An amount that Cllr Terrar called “peanuts”. Something all low paid full-time workers earning that amount and less would agree with I’m sure.

This raises issues. How can we trust election material and claims if false information can be excused as a reading mistake?

Even by those who, like Mr Churchard, hold multiple posts and sit on committees making important decisions based on documentation presented to them?

The second issue is the complaint procedure. It seems if you have money and are a property developer, your complaint will be investigated. All others will not. There is no right to appeal to an independent body.

Fellow councillors are primarily the review and therefore police themselves. They leave themselves open to the suggestion that they may need a colleague to do them a favour one day so don’t rock the boat.

This can also be seen from the treatment I had from Cllr Lyn Bolton. She placed a highly personal and offensive email on the Heartwood Car Park action group blog denying what everyone heard her saying at the village meeting and making hurtful, insulting and false remarks about me for writing to your paper about it.

Comments that show an alarmingly aggressive and rude attitude from someone purporting to be suitable for public office. It was removed. I can understand why she would want to deny what she said but, given the number of witnesses, it’s rather silly to try. This again was dismissed as a complaint by the sub and review committees. What exactly is considered to be a justified complaint?

Despite these issues having been put in the public domain by both councillors, I have been warned by the council’s complaint department that data protection means I shouldn’t tell anyone about this.

I will tell people anything that is in the public interest and that had already been made public by those concerned. Challenge me if you will. Accountability, not secrecy.

I know other ordinary constituents, from reading the local press, have had a hard time with complaints against councillors. I would be interested to hear if there have been recent cases.


St Leonards Court, Sandridge

Remembering Barrie Mort

SIR – Re: The death of Barrie Mort.

The passing of Barrie Mort was a sudden and tragic event for his family and for all who knew him, especially residents of the Verulam Estate.

He worked tirelessly to help our community and he will always be remembered for his valiant efforts to preserve King Harry Lane playing fields from the hands of developers. At least he has been saved the indignity of watching this site being constructed.

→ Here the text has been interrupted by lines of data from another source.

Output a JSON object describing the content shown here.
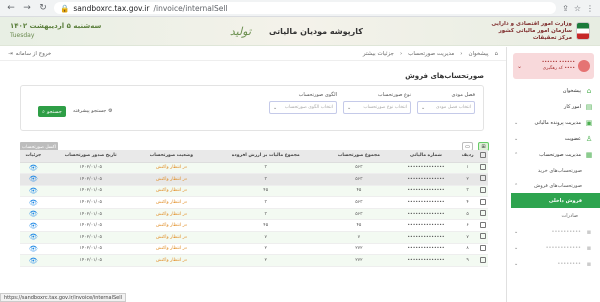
{
  "browser": {
    "host": "sandboxrc.tax.gov.ir",
    "path": "/invoice/internalSell"
  },
  "banner": {
    "date": "سه‌شنبه ۵ اردیبهشت ۱۴۰۲",
    "date_sub": "Tuesday",
    "calligraphy": "تولید",
    "title": "کارپوشه مودیان مالیاتی",
    "org_line1": "وزارت امور اقتصادی و دارایی",
    "org_line2": "سازمان امور مالیاتی کشور",
    "org_line3": "مرکز تحقیقات"
  },
  "topbar": {
    "exit": "خروج از سامانه",
    "breadcrumb": [
      "پیشخوان",
      "مدیریت صورتحساب",
      "جزئیات بیشتر"
    ]
  },
  "page": {
    "title": "صورتحساب‌های فروش"
  },
  "filters": {
    "invoice_type_label": "نوع صورتحساب",
    "invoice_type_placeholder": "انتخاب نوع صورتحساب",
    "pattern_label": "الگوی صورتحساب",
    "pattern_placeholder": "انتخاب الگوی صورتحساب",
    "period_label": "فصل مودی",
    "period_placeholder": "انتخاب فصل مودی",
    "search_button": "جستجو",
    "advanced_search": "جستجو پیشرفته"
  },
  "toolbar": {
    "export_button": "اکسل صورتحساب"
  },
  "table": {
    "headers": [
      "ردیف",
      "شماره مالیاتی",
      "مجموع صورتحساب",
      "مجموع مالیات بر ارزش افزوده",
      "وضعیت صورتحساب",
      "تاریخ صدور صورتحساب",
      "جزئیات"
    ],
    "rows": [
      {
        "idx": "۱",
        "taxno": "••••••••••••••",
        "total": "۵۶۳",
        "vat": "۳",
        "status": "در انتظار واکنش",
        "date": "۱۴۰۲/۰۱/۰۵"
      },
      {
        "idx": "۲",
        "taxno": "••••••••••••••",
        "total": "۵۶۳",
        "vat": "۳",
        "status": "در انتظار واکنش",
        "date": "۱۴۰۲/۰۱/۰۵"
      },
      {
        "idx": "۳",
        "taxno": "••••••••••••••",
        "total": "۴۵",
        "vat": "۴۵",
        "status": "در انتظار واکنش",
        "date": "۱۴۰۲/۰۱/۰۵"
      },
      {
        "idx": "۴",
        "taxno": "••••••••••••••",
        "total": "۵۶۳",
        "vat": "۳",
        "status": "در انتظار واکنش",
        "date": "۱۴۰۲/۰۱/۰۵"
      },
      {
        "idx": "۵",
        "taxno": "••••••••••••••",
        "total": "۵۶۳",
        "vat": "۳",
        "status": "در انتظار واکنش",
        "date": "۱۴۰۲/۰۱/۰۵"
      },
      {
        "idx": "۶",
        "taxno": "••••••••••••••",
        "total": "۴۵",
        "vat": "۴۵",
        "status": "در انتظار واکنش",
        "date": "۱۴۰۲/۰۱/۰۵"
      },
      {
        "idx": "۷",
        "taxno": "••••••••••••••",
        "total": "۷",
        "vat": "۷",
        "status": "در انتظار واکنش",
        "date": "۱۴۰۲/۰۱/۰۵"
      },
      {
        "idx": "۸",
        "taxno": "••••••••••••••",
        "total": "۲۷۲",
        "vat": "۲",
        "status": "در انتظار واکنش",
        "date": "۱۴۰۲/۰۱/۰۵"
      },
      {
        "idx": "۹",
        "taxno": "••••••••••••••",
        "total": "۲۷۲",
        "vat": "۲",
        "status": "در انتظار واکنش",
        "date": "۱۴۰۲/۰۱/۰۵"
      }
    ]
  },
  "statusbar": {
    "url": "https://sandboxrc.tax.gov.ir/invoice/internalSell"
  },
  "sidebar": {
    "user_line1": "•••••• ••••••",
    "user_line2": "کد رهگیری ••••",
    "items": [
      {
        "label": "پیشخوان",
        "icon": "⌂"
      },
      {
        "label": "امور کار",
        "icon": "▤"
      },
      {
        "label": "مدیریت پرونده مالیاتی",
        "icon": "▣"
      },
      {
        "label": "عضویت",
        "icon": "♙"
      },
      {
        "label": "مدیریت صورتحساب",
        "icon": "▦"
      }
    ],
    "sub_items": [
      "صورتحساب‌های خرید",
      "صورتحساب‌های فروش"
    ],
    "active_item": "فروش داخلی",
    "subsub_item": "صادرات",
    "grey_items": [
      "••••••••••",
      "••••••••••••",
      "••••••••"
    ]
  }
}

His chairmanship of the residents’ association was handled in a very dignified manner and totally without bias. I thought he struck the right balance in chairing the AGMs, allowing some debates to run on if he thought it would benefit the meeting and cutting short others whose rhetoric he judged could be endless. All this was done with courtesy and good humour.

He will be fondly remembered by all and his guidance in community matters a hard act to follow.


Claudian Place, St Albans

Sir, – I would like to join the many others who wish to pay tribute to Barrie Mort. I read the news of his passing last week in the Herts Advertiser with shock and great sorrow.

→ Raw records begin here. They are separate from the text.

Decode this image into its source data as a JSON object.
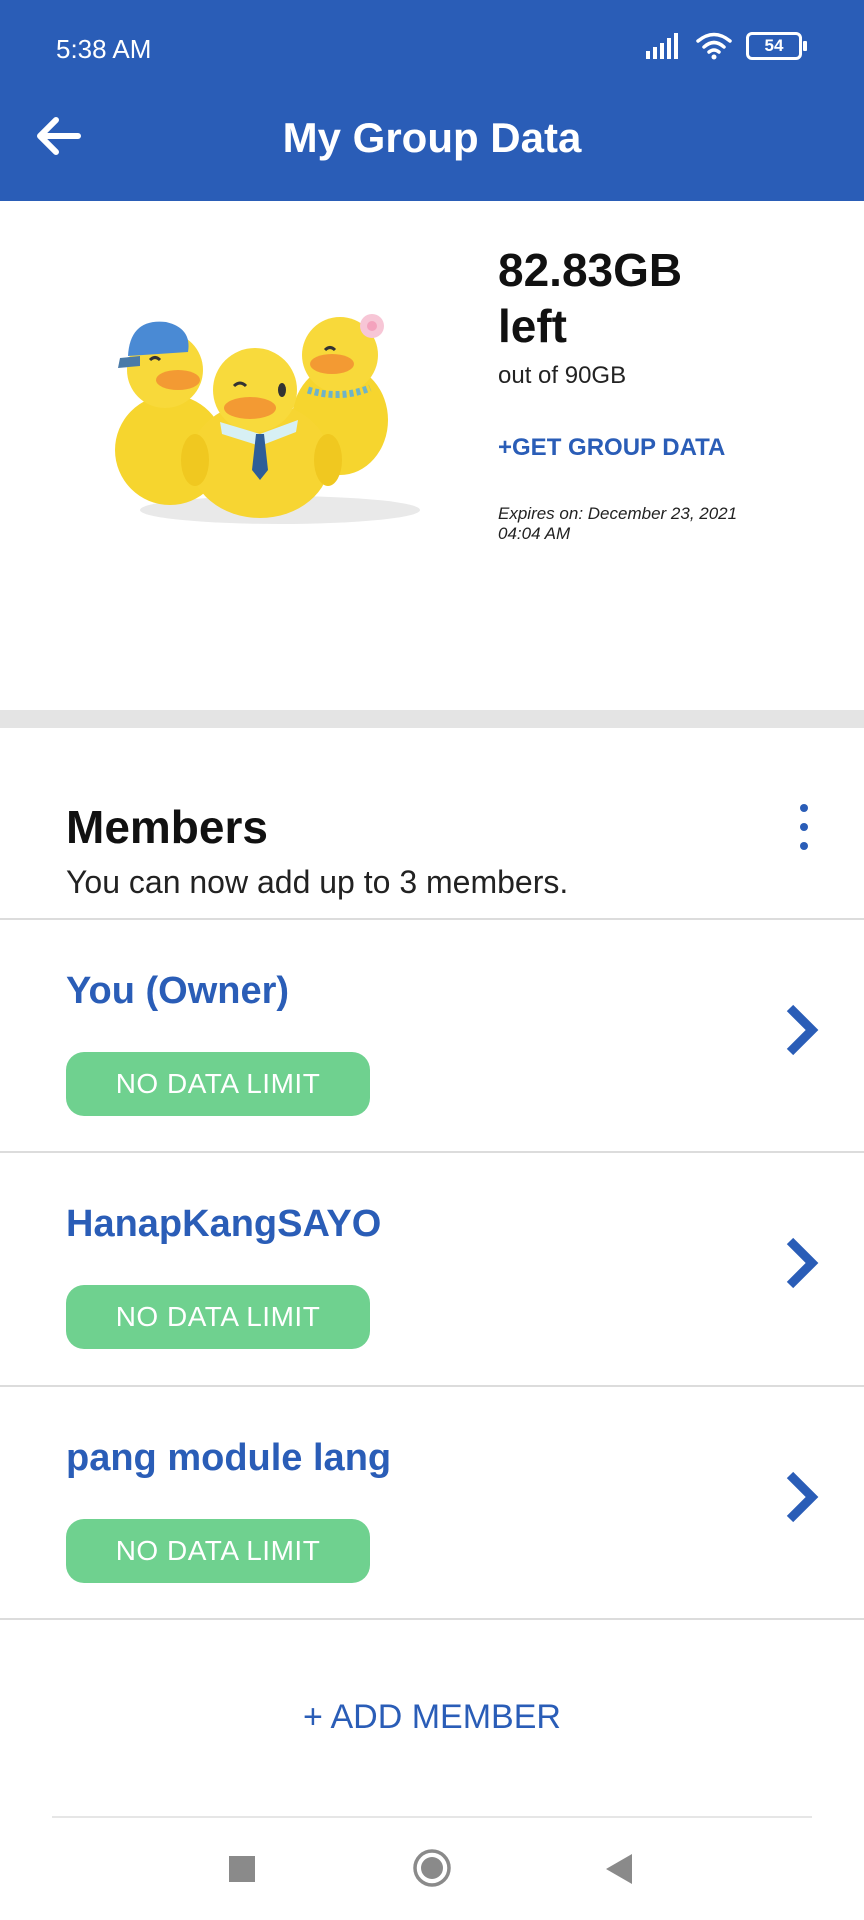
{
  "status_bar": {
    "time": "5:38 AM",
    "battery": "54"
  },
  "header": {
    "title": "My Group Data"
  },
  "usage": {
    "amount": "82.83GB",
    "left_label": "left",
    "total": "out of 90GB",
    "get_data_label": "+GET GROUP DATA",
    "expires_line1": "Expires on: December 23, 2021",
    "expires_line2": "04:04 AM"
  },
  "members": {
    "title": "Members",
    "subtitle": "You can now add up to 3 members.",
    "list": [
      {
        "name": "You (Owner)",
        "limit": "NO DATA LIMIT"
      },
      {
        "name": "HanapKangSAYO",
        "limit": "NO DATA LIMIT"
      },
      {
        "name": "pang module lang",
        "limit": "NO DATA LIMIT"
      }
    ],
    "add_label": "+ ADD MEMBER"
  },
  "colors": {
    "brand": "#2a5db7",
    "badge": "#6fd18f",
    "divider": "#e4e4e4"
  },
  "icons": [
    "back-arrow-icon",
    "signal-icon",
    "wifi-icon",
    "battery-icon",
    "more-vert-icon",
    "chevron-right-icon",
    "nav-recents-icon",
    "nav-home-icon",
    "nav-back-icon"
  ]
}
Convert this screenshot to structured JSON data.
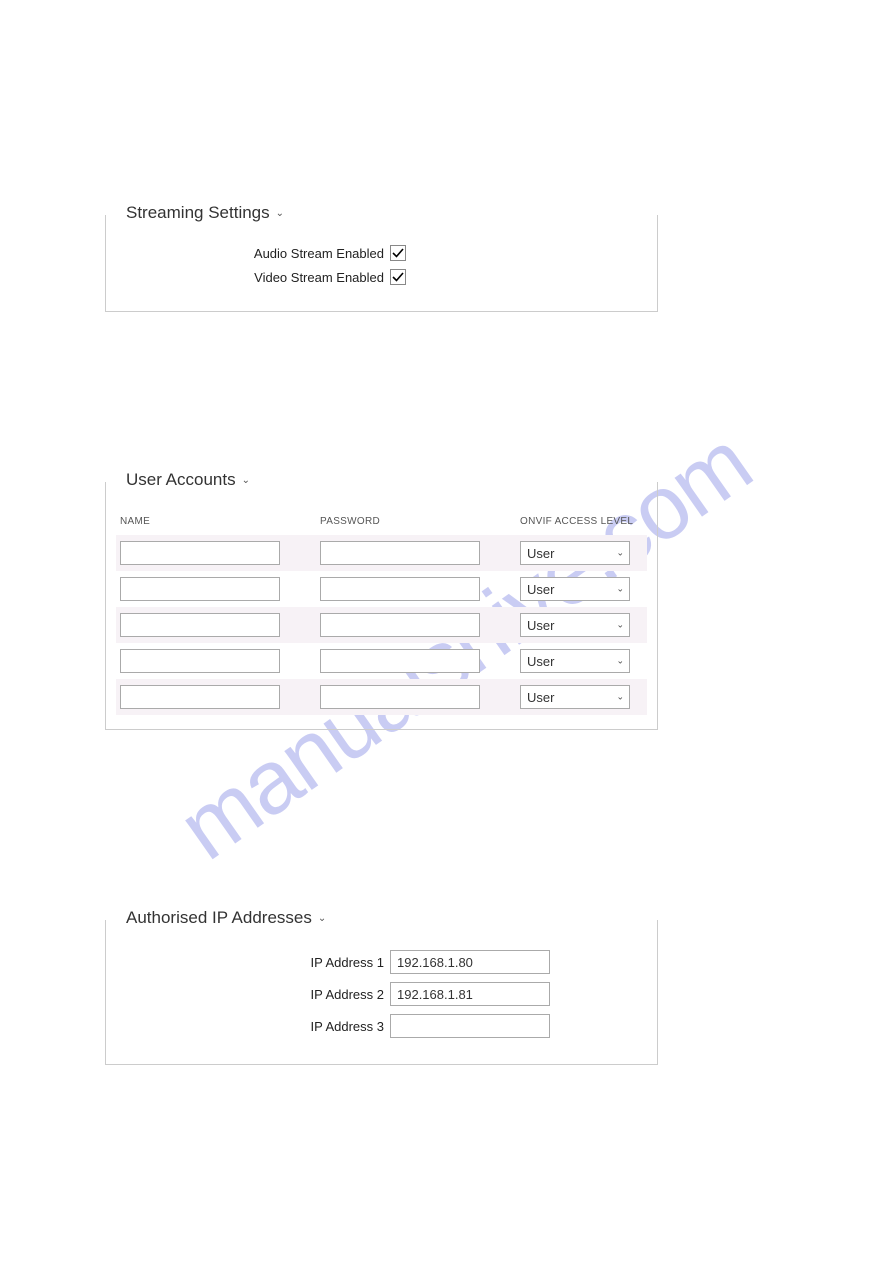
{
  "watermark": "manualshive.com",
  "streaming": {
    "title": "Streaming Settings",
    "audio_label": "Audio Stream Enabled",
    "audio_checked": true,
    "video_label": "Video Stream Enabled",
    "video_checked": true
  },
  "users": {
    "title": "User Accounts",
    "headers": {
      "name": "NAME",
      "password": "PASSWORD",
      "level": "ONVIF ACCESS LEVEL"
    },
    "rows": [
      {
        "name": "",
        "password": "",
        "level": "User"
      },
      {
        "name": "",
        "password": "",
        "level": "User"
      },
      {
        "name": "",
        "password": "",
        "level": "User"
      },
      {
        "name": "",
        "password": "",
        "level": "User"
      },
      {
        "name": "",
        "password": "",
        "level": "User"
      }
    ]
  },
  "ip": {
    "title": "Authorised IP Addresses",
    "rows": [
      {
        "label": "IP Address 1",
        "value": "192.168.1.80"
      },
      {
        "label": "IP Address 2",
        "value": "192.168.1.81"
      },
      {
        "label": "IP Address 3",
        "value": ""
      }
    ]
  }
}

If anyone still does not understand what the big society is, one only has to look to Barrie as a shining example. He was well known for his fight against the development of the King Harry playing fields, but he was involved in so many other issues too as many others can testify. He was an utterly charming, dedicated and determined advocate for St Albans and especially for the residents on the Verulam Estate.

It is a great sadness that for someone who felt so passionately that local democracy should not be overruled by some distant bureaucrats he has not survived to help shape and engage in the new localism agenda, especially neighbourhood plans, which will hopefully bring local decision making back to local people.

The Planning Inspectorate rushing through the last King Harry playing field appeal decision in the closing days of the last parliament was a bitter blow and amply demonstrated that reform to the planning system was long overdue. As we have been ‘done-to’ rather than done for ourselves for far too long.

I will miss him desperately, as we would often exchange late night stimulating emails discussing the local issues of the day. Although a man of great intellect he would never try to use that to discomfort his fellow participants in debate.

I doubt I will meet his like again, such a gentleman with both wit and wisdom.

I can only hope that knowing how much esteem Barrie was held in, by so many, will bring some comfort to his family at this most distressing time.